É possível afirmar que as funções das polícias civis e militares, apesar de distintas constitucionalmente, encontram semelhanças de ordem prática, pois buscam a mesma finalidade geral de preservação da ordem pública e da incolumidade das pessoas e do patrimônio (CF Art. 144, caput), o que leva aos rotineiros conflitos de atribuições, que acalorados de vaidades e melindres institucionais, contribuem indiretamente para os crescentes índices de violência e de criminalidade.

Perante tal problemática, surge como possível solução de melhoria da atividade policial a adoção do ciclo completo de polícia, tanto para as polícias militares, como para as polícias civis, a fim de permitir que tais forças policiais realizem as mesmas funções, com os mesmos objetivos e finalidades, de forma a atuarem conjuntamente no combate à criminalidade.

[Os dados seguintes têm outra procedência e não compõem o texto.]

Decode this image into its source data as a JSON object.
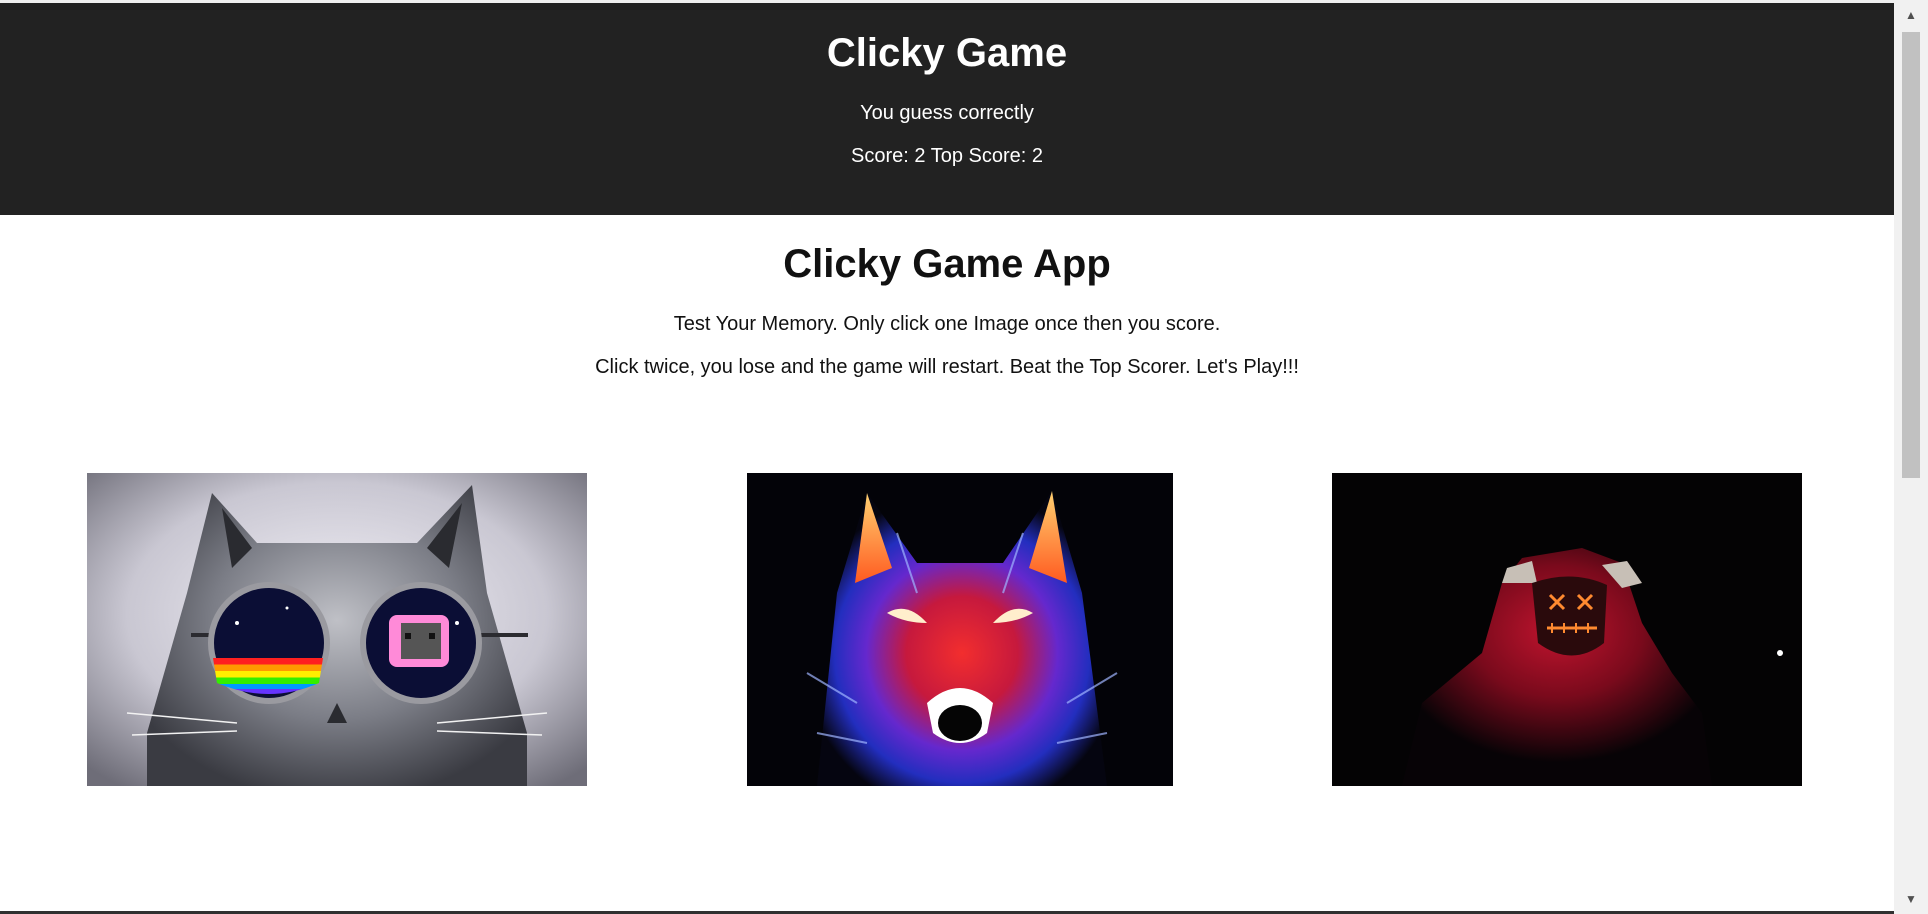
{
  "navbar": {
    "title": "Clicky Game",
    "message": "You guess correctly",
    "score_text": "Score: 2 Top Score: 2"
  },
  "jumbotron": {
    "title": "Clicky Game App",
    "instruction_1": "Test Your Memory. Only click one Image once then you score.",
    "instruction_2": "Click twice, you lose and the game will restart. Beat the Top Scorer. Let's Play!!!"
  },
  "cards": [
    {
      "subject": "cat with rainbow sunglasses"
    },
    {
      "subject": "neon fire wolf"
    },
    {
      "subject": "figure in red hoodie with glowing mask"
    }
  ],
  "colors": {
    "navbar_bg": "#222222",
    "page_bg": "#ffffff",
    "text_light": "#ffffff",
    "text_dark": "#111111"
  },
  "scrollbar": {
    "up_icon": "arrow-up-icon",
    "down_icon": "arrow-down-icon"
  }
}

Cabe destacar nesta ótica, que as alterações necessárias à implementação do ciclo completo não levariam a unificação das polícias civis e militares, ou seja, não se trata da adoção de uma única polícia, mas da implementação de uma única atividade policial, com garantias e prerrogativas institucionais preservadas, agregando-se simplesmente as atribuições policiais constantes da Carta Maior.

Segundo o texto “Laranjas cortadas não param em pé” do jornalista e sociólogo, Marcos Rolim, “a bipartição do ciclo impede que os policiais encarregados da investigação tenham acesso às informações coletadas pelos patrulheiros. Sem profissionais no policiamento ostensivo, as Polícias Civis não podem contar com um competente sistema de coleta de informações.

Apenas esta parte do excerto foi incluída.